Yeah, so that's the official story. But let me tell you something you might not have gathered from reading that. First, I started building the coffin/ crate on January 13th and it took me all night long. I had about an hours sleep before I had to perform. Also, I was not happy with the escape at all. I told the driver to not slow down, no matter what, and you know what? He SLOWED DOWN. He told me because he couldn't see me; he let off the gas a little. I wanted to jump free from the crate not 8 seconds before impact, but only a fraction of a second before impact. In my mind, the stunt just didn't go right. But hey, that was only the first time.
A couple months later, the Coffin of Death made its network television appearance on the Dick Clark Live TV show. All of my stunt drivers were out on a movie, so I hired Geoffrey Brown, a well-known stunt man in Hollywood to be my stunt driver. If you saw the footage from my DVD you know how that stunt played. Again, the driver didn't hit the packing case with the kind of speed I wanted, so it appeared I jumped a few seconds early.

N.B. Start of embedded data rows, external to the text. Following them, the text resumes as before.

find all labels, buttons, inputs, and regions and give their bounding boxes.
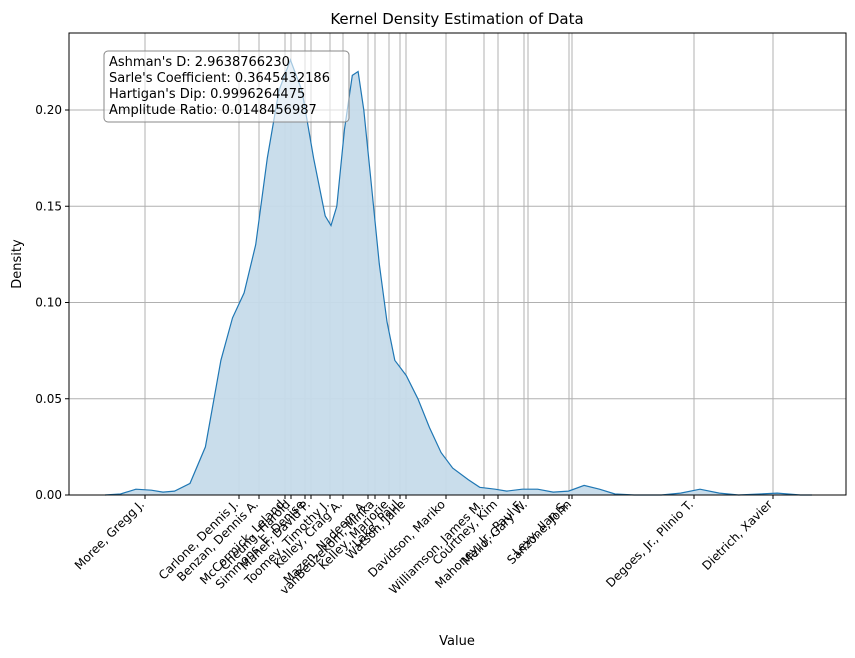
- y-tick-label: 0.20: [35, 103, 62, 117]
- y-tick-label: 0.05: [35, 392, 62, 406]
- y-tick-label: 0.15: [35, 199, 62, 213]
- x-tick-label: Moree, Gregg J.: [72, 497, 147, 572]
- stats-line-sarle: Sarle's Coefficient: 0.3645432186: [109, 71, 330, 86]
- density-fill: [105, 59, 812, 496]
- x-tick-label: Dietrich, Xavier: [699, 497, 775, 573]
- plot-frame: [68, 32, 847, 496]
- density-area: [104, 58, 812, 496]
- x-tick-label: Degoes, Jr., Plinio T.: [603, 497, 696, 590]
- stats-box: Ashman's D: 2.9638766230 Sarle's Coeffic…: [103, 50, 350, 123]
- y-axis: 0.00 0.05 0.10 0.15 0.20: [35, 103, 69, 502]
- stats-line-hartigan: Hartigan's Dip: 0.9996264475: [109, 87, 305, 102]
- stats-line-ashman: Ashman's D: 2.9638766230: [109, 55, 290, 70]
- y-tick-label: 0.10: [35, 296, 62, 310]
- stats-line-amplitude: Amplitude Ratio: 0.0148456987: [109, 103, 317, 118]
- chart-title: Kernel Density Estimation of Data: [330, 10, 583, 28]
- x-axis-label: Value: [439, 634, 475, 649]
- y-axis-label: Density: [10, 239, 25, 289]
- density-line: [104, 58, 812, 496]
- x-axis: Moree, Gregg J. Carlone, Dennis J.Benzan,…: [72, 495, 775, 597]
- y-tick-label: 0.00: [35, 488, 62, 502]
- stats-box-frame: [103, 50, 350, 123]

Funny side note on the Dick Clark performance. Geoffrey Brown had rented that truck and mounted the battering ram to the front of it just before the show. The impact of hitting the crate smashed in the whole front of the truck, and Geoffrey removed the battering ram and returned the rented truck without mentioning the damage!
The third time I presented the Coffin of Death would be on TV's Games People Play and this time I pulled out all the stops. I added explosives and made the box look like a coffin. That version played exactly as planned and after that time I was fortunate enough to present the Coffin of Death another twenty five times. The most spectacular version was presented at dusk in Japan for a TV special.